Basic Legal Rights Every UK Landlord Needs to Know

Despite the best efforts of the former Chancellor, George Osborne, the UK property investment market remains strong. Millions of aspiring landlords have taken the plunge in recent years and invested in rental property, but as with any other business, buy to let landlords must operate within the law.

UK law offers protection to both landlords and tenants. Whether you let out a spare room on an informal basis or operate a number of HMOs, you are bound by housing legislation. Before letting out property, it is imperative that you fully understand your legal obligations as a landlord. However, it is also helpful to understand your rights, so here is a brief insight into landlord law all buy to let property investors need to be aware of:

1. Right to collect a fair rent:

Landlords are legally entitled to charge a fair market rent for their property. You are also entitled to receive this rent by a set date, which should be clearly stated in the rental agreement. If your tenant does not pay his or her rent by the due date, you are entitled to collect any late payments due.

2. Right to take possession of a rental property:

Not all tenancies run smoothly, so it is good to know that you have the right to repossess your rental property if a tenant fails to pay the rent or violates the terms of the tenancy. You are also allowed to take possession of your property for any other reason. If you do decide you want your property back, you must follow the correct procedures or the full weight of the law will be on the side of your tenant.

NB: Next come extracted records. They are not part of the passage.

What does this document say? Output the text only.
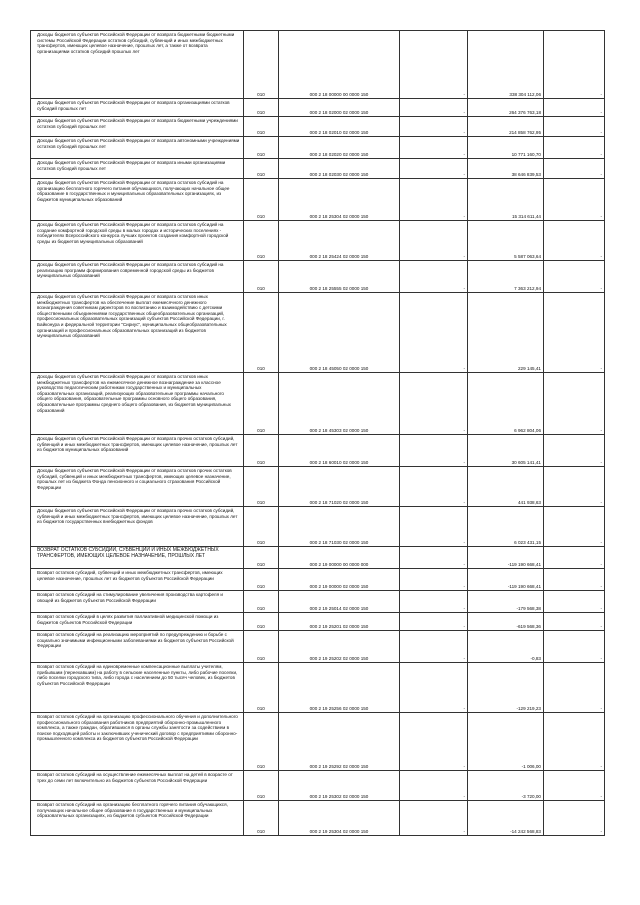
Доходы бюджетов субъектов Российской Федерации от возврата бюджетными бюджетными системы Российской Федерации остатков субсидий, субвенций и иных межбюджетных трансфертов, имеющих целевое назначение, прошлых лет, а также от возврата организациями остатков субсидий прошлых лет	010	000 2 18 00000 00 0000 150	-	338 304 112,06	-
Доходы бюджетов субъектов Российской Федерации от возврата организациями остатков субсидий прошлых лет	010	000 2 18 02000 02 0000 150	-	264 376 763,18	-
Доходы бюджетов субъектов Российской Федерации от возврата бюджетными учреждениями остатков субсидий прошлых лет	010	000 2 18 02010 02 0000 150	-	214 858 762,95	-
Доходы бюджетов субъектов Российской Федерации от возврата автономными учреждениями остатков субсидий прошлых лет	010	000 2 18 02020 02 0000 150	-	10 771 160,70	-
Доходы бюджетов субъектов Российской Федерации от возврата иными организациями остатков субсидий прошлых лет	010	000 2 18 02030 02 0000 150	-	38 646 839,53	-
Доходы бюджетов субъектов Российской Федерации от возврата остатков субсидий на организацию бесплатного горячего питания обучающихся, получающих начальное общее образование в государственных и муниципальных образовательных организациях, из бюджетов муниципальных образований	010	000 2 18 25304 02 0000 150	-	15 314 611,44	-
Доходы бюджетов субъектов Российской Федерации от возврата остатков субсидий на создание комфортной городской среды в малых городах и исторических поселениях - победителях Всероссийского конкурса лучших проектов создания комфортной городской среды из бюджетов муниципальных образований	010	000 2 18 25424 02 0000 150	-	5 587 063,64	-
Доходы бюджетов субъектов Российской Федерации от возврата остатков субсидий на реализацию программ формирования современной городской среды из бюджетов муниципальных образований	010	000 2 18 25555 02 0000 150	-	7 363 212,94	-
Доходы бюджетов субъектов Российской Федерации от возврата остатков иных межбюджетных трансфертов на обеспечение выплат ежемесячного денежного вознаграждения советникам директоров по воспитанию и взаимодействию с детскими общественными объединениями государственных общеобразовательных организаций, профессиональных образовательных организаций субъектов Российской Федерации, г. Байконура и федеральной территории "Сириус", муниципальных общеобразовательных организаций и профессиональных образовательных организаций из бюджетов муниципальных образований	010	000 2 18 45050 02 0000 150	-	229 145,41	-
Доходы бюджетов субъектов Российской Федерации от возврата остатков иных межбюджетных трансфертов на ежемесячное денежное вознаграждение за классное руководство педагогическим работникам государственных и муниципальных образовательных организаций, реализующих образовательные программы начального общего образования, образовательные программы основного общего образования, образовательные программы среднего общего образования, из бюджетов муниципальных образований	010	000 2 18 45303 02 0000 150	-	6 962 804,06	-
Доходы бюджетов субъектов Российской Федерации от возврата прочих остатков субсидий, субвенций и иных межбюджетных трансфертов, имеющих целевое назначение, прошлых лет из бюджетов муниципальных образований	010	000 2 18 60010 02 0000 150	-	30 605 141,41	-
Доходы бюджетов субъектов Российской Федерации от возврата остатков прочих остатков субсидий, субвенций и иных межбюджетных трансфертов, имеющих целевое назначение, прошлых лет из бюджета Фонда пенсионного и социального страхования Российской Федерации	010	000 2 18 71020 02 0000 150	-	441 938,63	-
Доходы бюджетов субъектов Российской Федерации от возврата прочих остатков субсидий, субвенций и иных межбюджетных трансфертов, имеющих целевое назначение, прошлых лет из бюджетов государственных внебюджетных фондов	010	000 2 18 71030 02 0000 150	-	6 023 431,15	-
ВОЗВРАТ ОСТАТКОВ СУБСИДИЙ, СУБВЕНЦИЙ И ИНЫХ МЕЖБЮДЖЕТНЫХ ТРАНСФЕРТОВ, ИМЕЮЩИХ ЦЕЛЕВОЕ НАЗНАЧЕНИЕ, ПРОШЛЫХ ЛЕТ	010	000 2 19 00000 00 0000 000	-	-119 190 668,41	-
Возврат остатков субсидий, субвенций и иных межбюджетных трансфертов, имеющих целевое назначение, прошлых лет из бюджетов субъектов Российской Федерации	010	000 2 19 00000 02 0000 150	-	-119 190 668,41	-
Возврат остатков субсидий на стимулирование увеличения производства картофеля и овощей из бюджетов субъектов Российской Федерации	010	000 2 19 25014 02 0000 150	-	-179 568,38	-
Возврат остатков субсидий в целях развития паллиативной медицинской помощи из бюджетов субъектов Российской Федерации	010	000 2 19 25201 02 0000 150	-	-619 568,36	-
Возврат остатков субсидий на реализацию мероприятий по предупреждению и борьбе с социально значимыми инфекционными заболеваниями из бюджетов субъектов Российской Федерации	010	000 2 19 25202 02 0000 150	-	-0,83	-
Возврат остатков субсидий на единовременные компенсационные выплаты учителям, прибывшим (переехавшим) на работу в сельские населенные пункты, либо рабочие поселки, либо поселки городского типа, либо города с населением до 50 тысяч человек, из бюджетов субъектов Российской Федерации	010	000 2 19 25256 02 0000 150	-	-129 219,23	-
Возврат остатков субсидий на организацию профессионального обучения и дополнительного профессионального образования работников предприятий оборонно-промышленного комплекса, а также граждан, обратившихся в органы службы занятости за содействием в поиске подходящей работы и заключивших ученический договор с предприятиями оборонно-промышленного комплекса из бюджетов субъектов Российской Федерации	010	000 2 19 25292 02 0000 150	-	-1 006,00	-
Возврат остатков субсидий на осуществление ежемесячных выплат на детей в возрасте от трех до семи лет включительно из бюджетов субъектов Российской Федерации	010	000 2 19 25302 02 0000 150	-	-3 720,00	-
Возврат остатков субсидий на организацию бесплатного горячего питания обучающихся, получающих начальное общее образование в государственных и муниципальных образовательных организациях, из бюджетов субъектов Российской Федерации	010	000 2 19 25304 02 0000 150	-	-14 242 568,83	-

3. Right to enter a rented property:

Landlords have the right to enter their property at any time, to perform property inspections or carry out repairs. However, the law is also there to protect the tenant, so you are legally obliged to give a tenant a minimum of 24 hours’ notice before you enter a rental property. In the case of an emergency, you have the right to enter the property immediately. You may also have the right to enter the property to carry out cleaning services, but only if this is stipulated in the tenancy agreement.

4. Right to give notice:

You are legally entitled to give notice to your tenant if you want to take possession of your property, but not during the fixed term period unless there is a clause in the tenancy agreement allowing you to do so, or the tenant has violated the tenancy agreement, for example by not paying the rent. You must give your tenant the correct amount of notice, which will depend on the length of the tenancy.

5. Right to evict:

If things go horribly wrong and your tenant is a nightmare, you have the right to evict them. It is always advisable to try and sort out problems before you reach this stage, but if this is not possible, serve a Section 21 notice to quit the property and apply for a possession order from the courts if they don’t leave. Remember: you must follow the exact procedure to the letter, or you run the risk of falling foul of the law.

The law is there to protect landlords and tenants. If in doubt about your legal rights as a landlord, consult with an expert or get a property management software.